Sukhoi Su-24

The Sukhoi Su-24 (NATO reporting name: Fencer) is a supersonic, all-weather attack aircraft developed in the Soviet Union. The aircraft has a variable-sweep wing, twin-engines and a side-by-side seating arrangement for its two crew. It was the first of the USSR's aircraft to carry an integrated digital navigation/attack system.
The Su-24 has a shoulder-mounted variable geometry wing outboard of a relatively small fixed wing glove, swept at 69°. The wing has four sweep settings: 16° for take-off and landing, 35° and 45° for cruise at different altitudes, and 69° for minimum aspect ratio and wing area in low-level dashes. The variable geometry wing provides excellent STOL performance, allowing a landing speed of 230 kilometers per hour (140 mph), even lower than the Sukhoi Su-17 despite substantially greater take-off weight. Its high wing loading provides a stable low-level ride and minimal gust response.

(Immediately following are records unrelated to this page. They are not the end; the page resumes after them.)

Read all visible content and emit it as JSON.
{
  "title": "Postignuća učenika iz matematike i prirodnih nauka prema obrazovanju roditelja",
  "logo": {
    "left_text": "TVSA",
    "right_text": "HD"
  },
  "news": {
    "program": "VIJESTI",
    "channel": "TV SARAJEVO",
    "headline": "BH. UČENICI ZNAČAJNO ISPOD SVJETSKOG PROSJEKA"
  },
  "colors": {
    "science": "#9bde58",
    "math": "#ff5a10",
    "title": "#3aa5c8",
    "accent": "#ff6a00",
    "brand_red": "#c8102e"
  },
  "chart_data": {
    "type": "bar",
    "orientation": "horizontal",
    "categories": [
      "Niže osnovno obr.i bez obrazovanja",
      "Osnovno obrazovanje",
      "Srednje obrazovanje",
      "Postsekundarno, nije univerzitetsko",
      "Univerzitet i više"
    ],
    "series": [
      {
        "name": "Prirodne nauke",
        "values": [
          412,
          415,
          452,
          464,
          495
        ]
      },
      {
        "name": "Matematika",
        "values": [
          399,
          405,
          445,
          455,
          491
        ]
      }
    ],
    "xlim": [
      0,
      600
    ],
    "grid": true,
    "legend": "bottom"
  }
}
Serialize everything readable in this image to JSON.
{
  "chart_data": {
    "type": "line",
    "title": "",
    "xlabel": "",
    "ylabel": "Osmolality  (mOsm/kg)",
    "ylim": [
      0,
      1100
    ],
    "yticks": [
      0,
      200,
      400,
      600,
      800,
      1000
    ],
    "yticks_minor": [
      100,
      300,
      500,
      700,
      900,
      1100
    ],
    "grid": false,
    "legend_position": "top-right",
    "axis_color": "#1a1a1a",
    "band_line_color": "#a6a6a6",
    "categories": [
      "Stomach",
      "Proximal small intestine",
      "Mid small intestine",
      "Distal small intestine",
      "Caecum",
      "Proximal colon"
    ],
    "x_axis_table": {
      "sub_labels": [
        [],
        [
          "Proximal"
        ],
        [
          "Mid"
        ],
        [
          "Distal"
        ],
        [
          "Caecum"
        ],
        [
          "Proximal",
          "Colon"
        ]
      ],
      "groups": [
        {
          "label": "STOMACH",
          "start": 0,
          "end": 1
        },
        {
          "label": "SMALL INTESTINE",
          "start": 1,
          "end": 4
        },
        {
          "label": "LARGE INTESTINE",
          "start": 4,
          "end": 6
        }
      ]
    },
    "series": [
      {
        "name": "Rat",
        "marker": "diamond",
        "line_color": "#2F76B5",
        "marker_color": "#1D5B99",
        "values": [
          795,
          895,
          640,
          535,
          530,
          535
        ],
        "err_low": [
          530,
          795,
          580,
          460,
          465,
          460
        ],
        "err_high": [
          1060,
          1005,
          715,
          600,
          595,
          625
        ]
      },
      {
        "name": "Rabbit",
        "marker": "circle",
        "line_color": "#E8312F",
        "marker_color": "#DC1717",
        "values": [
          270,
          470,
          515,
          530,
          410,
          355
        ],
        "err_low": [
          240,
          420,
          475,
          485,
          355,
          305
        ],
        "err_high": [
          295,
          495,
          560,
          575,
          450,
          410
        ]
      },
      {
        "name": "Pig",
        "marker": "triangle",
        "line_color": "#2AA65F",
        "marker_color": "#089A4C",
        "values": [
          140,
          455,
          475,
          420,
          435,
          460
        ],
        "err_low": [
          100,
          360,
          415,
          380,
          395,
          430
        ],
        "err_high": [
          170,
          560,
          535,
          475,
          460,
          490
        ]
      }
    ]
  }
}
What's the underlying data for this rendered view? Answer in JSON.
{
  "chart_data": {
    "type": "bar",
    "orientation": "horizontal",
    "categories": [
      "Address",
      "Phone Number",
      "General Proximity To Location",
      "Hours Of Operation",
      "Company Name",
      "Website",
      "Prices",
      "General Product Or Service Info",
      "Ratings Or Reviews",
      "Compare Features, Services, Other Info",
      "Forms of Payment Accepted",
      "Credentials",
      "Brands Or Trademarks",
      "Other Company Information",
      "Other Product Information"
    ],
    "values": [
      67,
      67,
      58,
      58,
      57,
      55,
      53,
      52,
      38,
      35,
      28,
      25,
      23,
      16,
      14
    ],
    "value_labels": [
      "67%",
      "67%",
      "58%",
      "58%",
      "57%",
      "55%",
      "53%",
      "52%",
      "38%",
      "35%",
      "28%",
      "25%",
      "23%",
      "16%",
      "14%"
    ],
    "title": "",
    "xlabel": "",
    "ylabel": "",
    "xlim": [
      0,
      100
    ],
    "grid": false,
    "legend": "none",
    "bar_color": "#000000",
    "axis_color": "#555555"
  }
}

The Su-24 has two Saturn/Lyulka AL-21F-3A after-burning turbojet engines with 109.8 kN (24,700 lbf) thrust each, fed with air from two rectangular side mounted intakes with splitter plates/boundary-layer diverters. Initial Su-24s had basic electronic countermeasures (ECM) equipment, with many Su-24s limited to the old Sirena radar-warning receiver with no integral jamming system. Later-production Su-24s had more comprehensive radar warning, missile-launch warning, and active ECM equipment, with triangular antennas on the sides of the intakes and the tip of the vertical fin. This earned the NATO designation "Fencer-C", although again it did not have a separate Soviet designation. Some "Fencer-C" and later Su-24M ("Fencer-D" by NATO) have large wing fence/pylons on the wing glove portion with integral chaff/flare dispensers; others have such launchers scabbed onto either side of the tail fin.